Respinto alla frontiera e lasciato al gelo senza scarpe e vestiti, migrante tunisino morto in Bosnia

ULTIMO AGGIORNAMENTO 13:20
Immagine di repertorio

Un uomo di 31 anni è morto in Bosnia dopo essere stato respinto dalla Polizia di frontiera croata. Il migrante aveva i piedi scalzi e in cancrena a causa del freddo: i poliziotti gli avevano tolto calzature e vestiti

Alì, 31 anni, era un migrante tunisino che lo scorso 21 settembre ha perso la vita dopo aver tentato di raggiungere l’Europa partendo dalla Bosnia. Il suo viaggio, compiuto in precarie condizioni fisiche e iniziato lo scorso inverno, si è concluso alla frontiera con la Croazia. Qui i poliziotti lo hanno respinto perché senza documenti e da quel momento Alì è rimasto alla mercé del freddo gelido delle montagne senza scarpe e vestiti. Per lui la morte è sopraggiunta all’Ospedale di Bihac, dove è stato poi trasportato a causa di una cancrena (dovuta al gelo) che ha compromesso prima i suoi arti inferiori e poi la sua stessa vita.

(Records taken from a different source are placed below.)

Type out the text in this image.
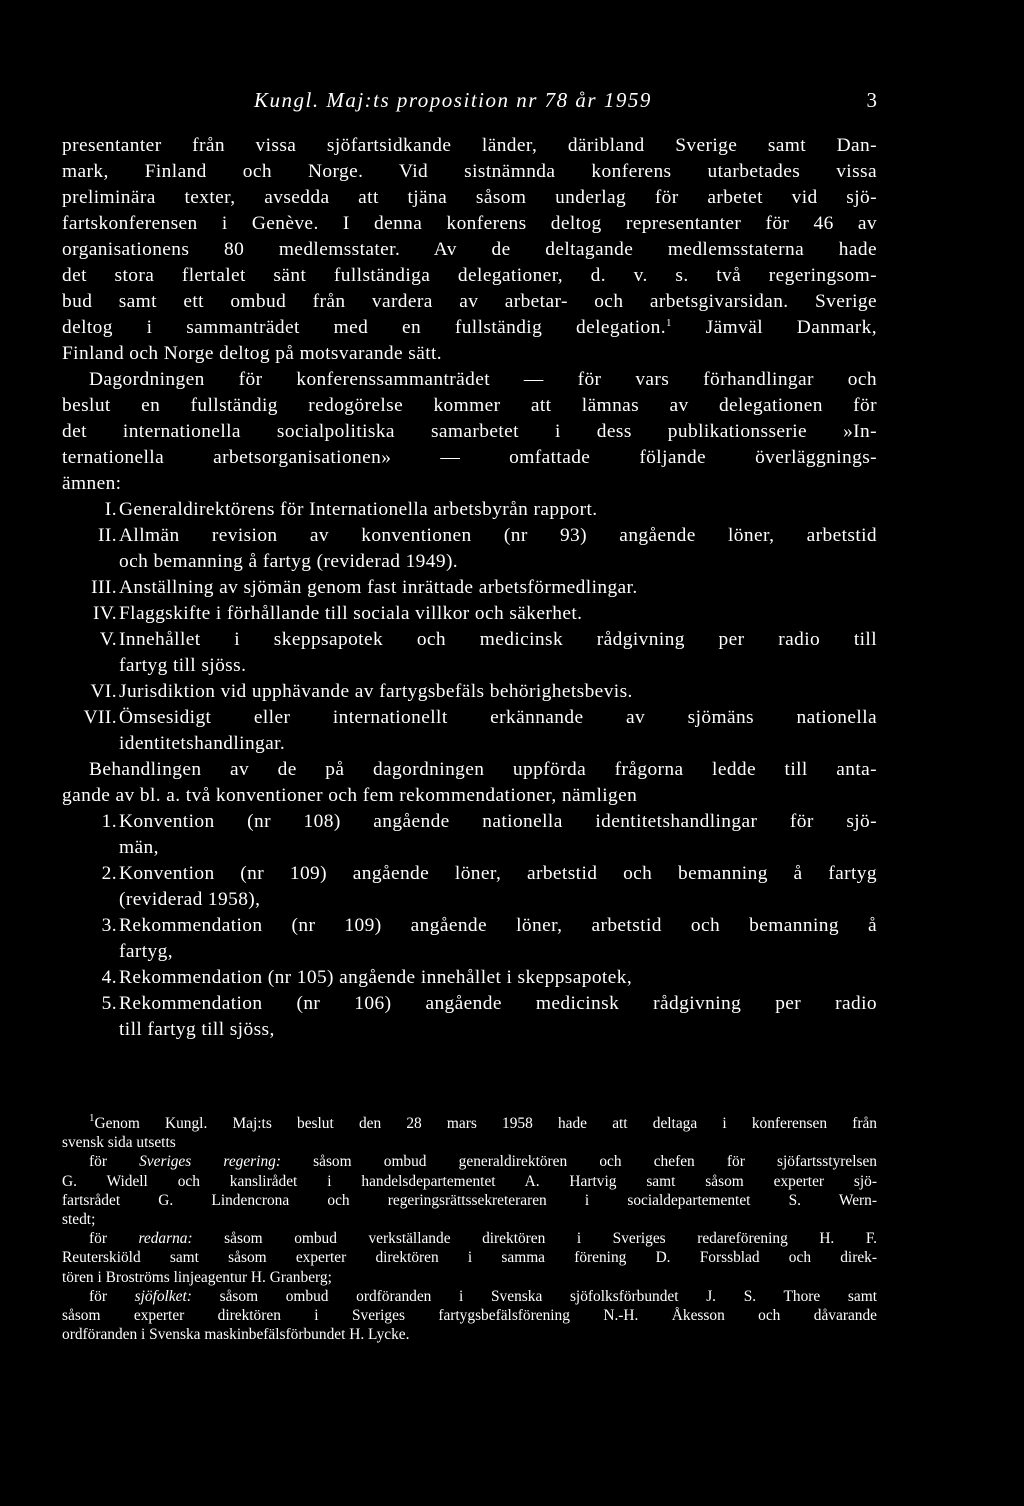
Kungl. Maj:ts proposition nr 78 år 1959	3
presentanter från vissa sjöfartsidkande länder, däribland Sverige samt Dan-
mark, Finland och Norge. Vid sistnämnda konferens utarbetades vissa
preliminära texter, avsedda att tjäna såsom underlag för arbetet vid sjö-
fartskonferensen i Genève. I denna konferens deltog representanter för 46 av
organisationens 80 medlemsstater. Av de deltagande medlemsstaterna hade
det stora flertalet sänt fullständiga delegationer, d. v. s. två regeringsom-
bud samt ett ombud från vardera av arbetar- och arbetsgivarsidan. Sverige
deltog i sammanträdet med en fullständig delegation.$^1$ Jämväl Danmark,
Finland och Norge deltog på motsvarande sätt.
Dagordningen för konferenssammanträdet — för vars förhandlingar och
beslut en fullständig redogörelse kommer att lämnas av delegationen för
det internationella socialpolitiska samarbetet i dess publikationsserie »In-
ternationella arbetsorganisationen» — omfattade följande överläggnings-
ämnen:
I. Generaldirektörens för Internationella arbetsbyrån rapport.
II. Allmän revision av konventionen (nr 93) angående löner, arbetstid
och bemanning å fartyg (reviderad 1949).
III. Anställning av sjömän genom fast inrättade arbetsförmedlingar.
IV. Flaggskifte i förhållande till sociala villkor och säkerhet.
V. Innehållet i skeppsapotek och medicinsk rådgivning per radio till
fartyg till sjöss.
VI. Jurisdiktion vid upphävande av fartygsbefäls behörighetsbevis.
VII. Ömsesidigt eller internationellt erkännande av sjömäns nationella
identitetshandlingar.
Behandlingen av de på dagordningen uppförda frågorna ledde till anta-
gande av bl. a. två konventioner och fem rekommendationer, nämligen
1. Konvention (nr 108) angående nationella identitetshandlingar för sjö-
män,
2. Konvention (nr 109) angående löner, arbetstid och bemanning å fartyg
(reviderad 1958),
3. Rekommendation (nr 109) angående löner, arbetstid och bemanning å
fartyg,
4. Rekommendation (nr 105) angående innehållet i skeppsapotek,
5. Rekommendation (nr 106) angående medicinsk rådgivning per radio
till fartyg till sjöss,
$^1$Genom Kungl. Maj:ts beslut den 28 mars 1958 hade att deltaga i konferensen från
svensk sida utsetts
för Sveriges regering: såsom ombud generaldirektören och chefen för sjöfartsstyrelsen
G. Widell och kanslirådet i handelsdepartementet A. Hartvig samt såsom experter sjö-
fartsrådet G. Lindencrona och regeringsrättssekreteraren i socialdepartementet S. Wern-
stedt;
för redarna: såsom ombud verkställande direktören i Sveriges redareförening H. F.
Reuterskiöld samt såsom experter direktören i samma förening D. Forssblad och direk-
tören i Broströms linjeagentur H. Granberg;
för sjöfolket: såsom ombud ordföranden i Svenska sjöfolksförbundet J. S. Thore samt
såsom experter direktören i Sveriges fartygsbefälsförening N.-H. Åkesson och dåvarande
ordföranden i Svenska maskinbefälsförbundet H. Lycke.
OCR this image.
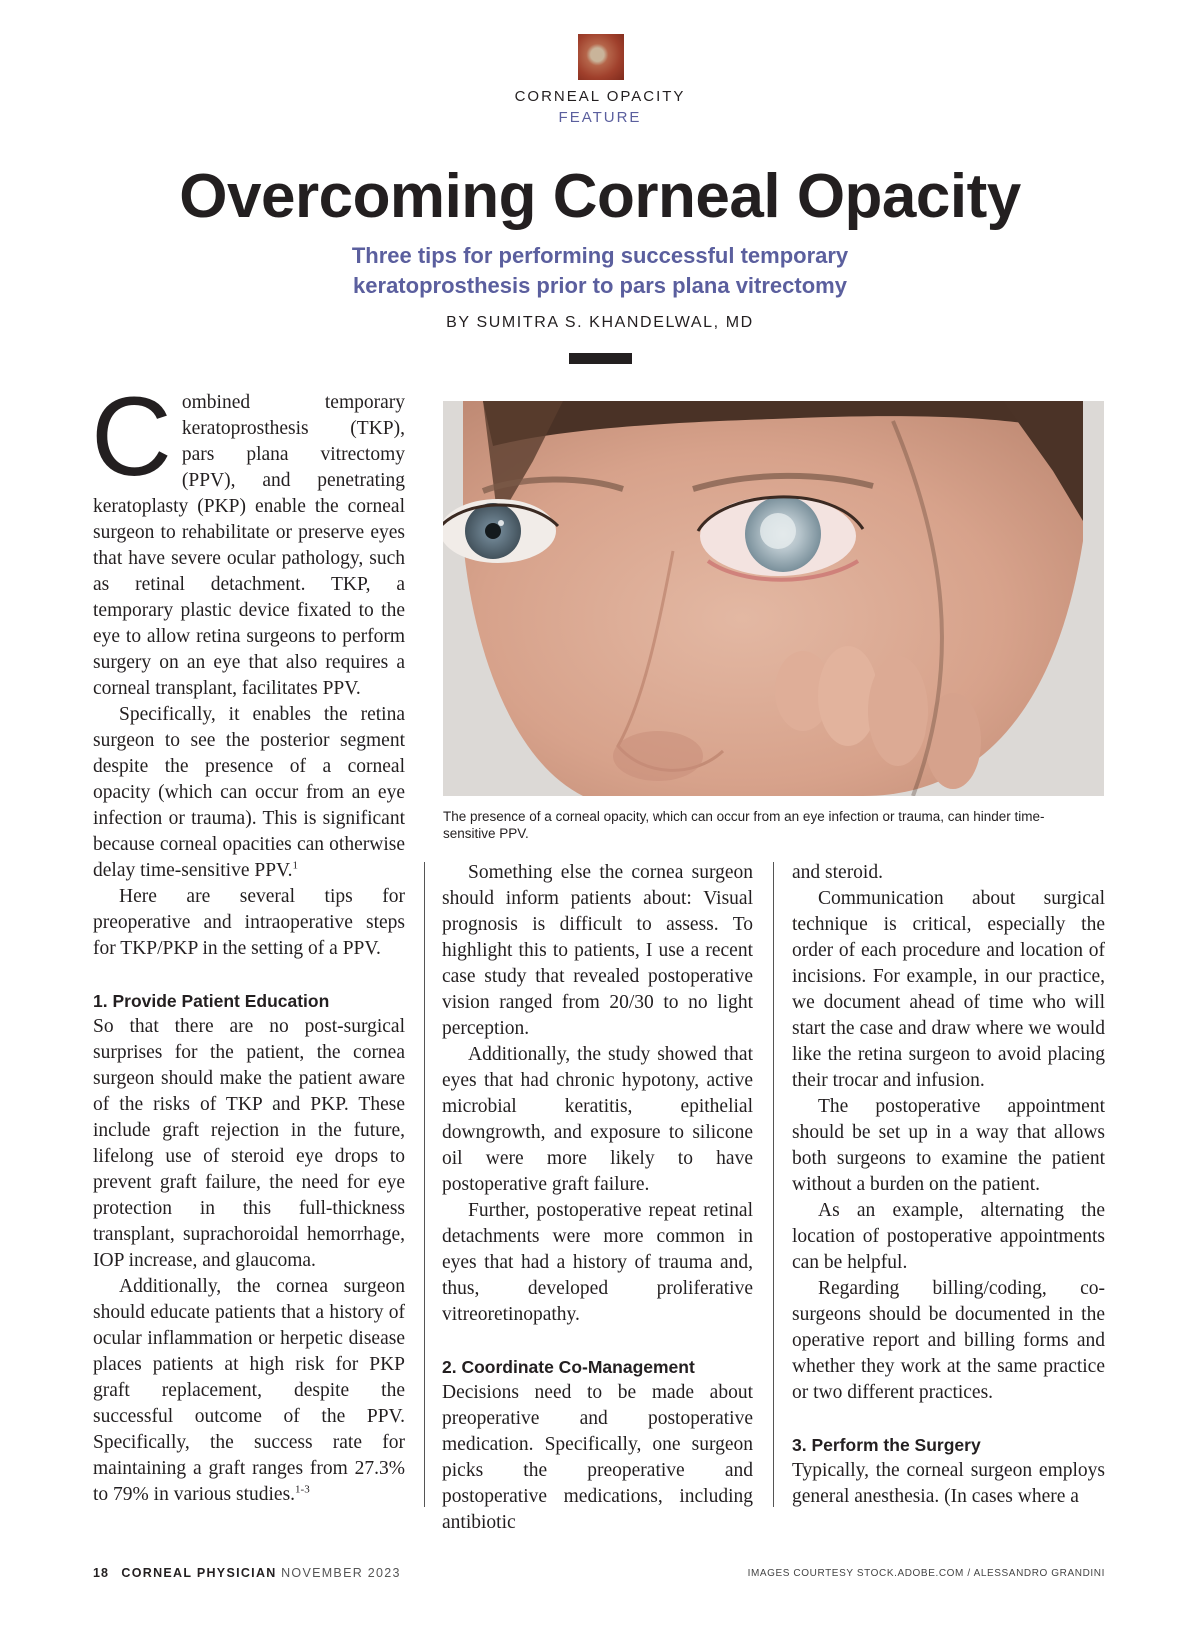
CORNEAL OPACITY
FEATURE
Overcoming Corneal Opacity
Three tips for performing successful temporary
keratoprosthesis prior to pars plana vitrectomy
BY SUMITRA S. KHANDELWAL, MD

Combined temporary keratoprosthesis (TKP), pars plana vitrectomy (PPV), and penetrating keratoplasty (PKP) enable the corneal surgeon to rehabilitate or preserve eyes that have severe ocular pathology, such as retinal detachment. TKP, a temporary plastic device fixated to the eye to allow retina surgeons to perform surgery on an eye that also requires a corneal transplant, facilitates PPV.

Specifically, it enables the retina surgeon to see the posterior segment despite the presence of a corneal opacity (which can occur from an eye infection or trauma). This is significant because corneal opacities can otherwise delay time-sensitive PPV.$^1$

Here are several tips for preoperative and intraoperative steps for TKP/PKP in the setting of a PPV.

1. Provide Patient Education

So that there are no post-surgical surprises for the patient, the cornea surgeon should make the patient aware of the risks of TKP and PKP. These include graft rejection in the future, lifelong use of steroid eye drops to prevent graft failure, the need for eye protection in this full-thickness transplant, suprachoroidal hemorrhage, IOP increase, and glaucoma.

Additionally, the cornea surgeon should educate patients that a history of ocular inflammation or herpetic disease places patients at high risk for PKP graft replacement, despite the successful outcome of the PPV. Specifically, the success rate for maintaining a graft ranges from 27.3% to 79% in various studies.$^{1-3}$

The presence of a corneal opacity, which can occur from an eye infection or trauma, can hinder time-sensitive PPV.

Something else the cornea surgeon should inform patients about: Visual prognosis is difficult to assess. To highlight this to patients, I use a recent case study that revealed postoperative vision ranged from 20/30 to no light perception.

Additionally, the study showed that eyes that had chronic hypotony, active microbial keratitis, epithelial downgrowth, and exposure to silicone oil were more likely to have postoperative graft failure.

Further, postoperative repeat retinal detachments were more common in eyes that had a history of trauma and, thus, developed proliferative vitreoretinopathy.

2. Coordinate Co-Management

Decisions need to be made about preoperative and postoperative medication. Specifically, one surgeon picks the preoperative and postoperative medications, including antibiotic

and steroid.

Communication about surgical technique is critical, especially the order of each procedure and location of incisions. For example, in our practice, we document ahead of time who will start the case and draw where we would like the retina surgeon to avoid placing their trocar and infusion.

The postoperative appointment should be set up in a way that allows both surgeons to examine the patient without a burden on the patient.

As an example, alternating the location of postoperative appointments can be helpful.

Regarding billing/coding, co-surgeons should be documented in the operative report and billing forms and whether they work at the same practice or two different practices.

3. Perform the Surgery

Typically, the corneal surgeon employs general anesthesia. (In cases where a

18 CORNEAL PHYSICIAN NOVEMBER 2023	IMAGES COURTESY STOCK.ADOBE.COM / ALESSANDRO GRANDINI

Migrante morto per cancrena in Bosnia, la storia di Alì: respinto alla frontiera croata e morto di freddo

Il Mar Mediterraneo non è l’unico luogo in cui migliaia di migranti hanno trovato una terribile morte, nel tentativo di sfuggire alle altrettanto terribili condizioni di vita che erano costretti a sopportare nei loro Paesi d’origine. Esiste anche una frontiera orientale, di cui si sente parlare meno: quella della Croazia, da dove passano i migranti decisi a raggiungere l’Europa provenendo da est. Su questa rotta che percorre parte della ex Jugoslavia ha incontrato la morte Alì, migrante tunisino di 31 anni, venuto a mancare lo scorso 21 settembre nell’ospedale di Bihac (Bosnia ed Erzegovina). Come riporta Il Fatto Quotidiano (qui il link per leggere il reportage completo), la storia di Alì è stata raccontata da Lorena Fornasir e da suo marito Gian Andrea Franchi: si tratta di due volontari indipendenti che, a cadenze regolari, partono da Trieste per portare aiuto e beni di prima necessità ai campi profughi che si trovano al confine nord-occidentale della Bosnia.

Migrante morto per cancrena in Bosnia, i poliziotti gli avrebbero tolto vestiti e scarpe

La storia di Alì, ricostruita dai volontari, è una storia fatta di viaggi della speranza: approdato in Italia nel 2011, il giovane si è poi recato in Francia e Germania nella speranza di trovare un lavoro. Tornato in Tunisia, è ripartito alla volta dell’Europa sperando di passare dai Balcani. E qui si sono infrante le speranze del 31enne che è  stato respinto alla frontiera per mancanza di documenti. I poliziotti sloveni lo hanno affidato a quelli croati, che a loro volta gli hanno fatto riattraversare il confine per tornare in Bosnia. Così è iniziato il viaggio che anziché regalare una nuova vita ad Alì gli ha portato la morte: il ragazzo ha camminato, per giorni, nella neve senza scarpe ai piedi, che gli si sono congelati. Pare che siano stati gli stessi agenti di polizia a togliergli vestiti e scarpe, ipotesi corroborata dalle testimonianze di altri migranti che negli ultimi mesi hanno ricevuto un trattamento analogo al suo.

I medici che hanno tentato di curarlo hanno parlato di amputazione come necessaria, ma Alì ha rifiutato quella prospettiva e ha tentato di rimettersi in viaggio per ben due volte, aiutandosi con delle stampelle. Per lui era necessario tornare in Europa, dove ha lasciato un figlio piccolo. Le sue condizioni, purtroppo, lo hanno portato alla morte.